Wien. (rös) Ganz schön futuristisch: Der Wiener Gemeindebau, mit Überwachungskameras ausgestattet, patrouillierende Ordnungsberater, die über ihre Tablet-Computer stets alles im Blick haben - und gegebenenfalls mit Organstrafmandaten und Anzeigen auf "organisierten Mülltourismus" reagieren können.

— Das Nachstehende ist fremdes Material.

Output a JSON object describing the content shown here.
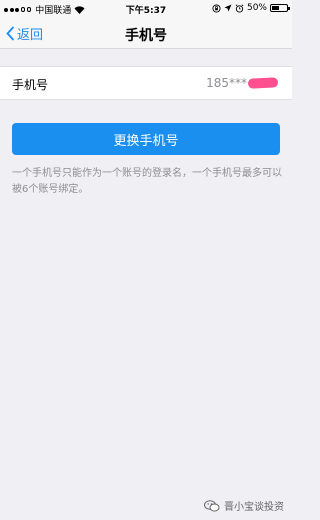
{
  "status_bar": {
    "carrier": "中国联通",
    "time": "下午5:37",
    "battery_percent_text": "50%",
    "battery_level": 0.5
  },
  "nav": {
    "back_label": "返回",
    "title": "手机号"
  },
  "phone": {
    "label": "手机号",
    "value": "185***"
  },
  "change_button_label": "更换手机号",
  "hint_text": "一个手机号只能作为一个账号的登录名，一个手机号最多可以被6个账号绑定。",
  "watermark_text": "晋小宝谈投资",
  "colors": {
    "accent": "#1a8ff0",
    "background": "#efeff4",
    "redaction": "#ff4f8e"
  }
}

Ganz so schlimm ist es freilich nicht - Hausbetreuer, Wohnberater und Ordnungsberater sollen im Gemeindebau vielmehr für ein funktionierendes Miteinander sorgen, wie Wohnbaustadtrat Michael Ludwig am Dienstag erklärte. Gerade in der heißen Jahreszeit sorge die Gebietsbetreuung für Aktivitäten im Wohnbau wie etwa Fruchtcocktail mixen, Schach- oder Boccia-Turniere und vieles mehr. Bei Bedarf werden von den Wohnpartnern für junge "Nachzipf-Opfer" sogar Lernhilfekurse in Deutsch, Englisch und Mathe angeboten. Es gehe vor allem darum, eine Brücke zwischen den Generationen und Nationalitäten zu schaffen, so Ludwig.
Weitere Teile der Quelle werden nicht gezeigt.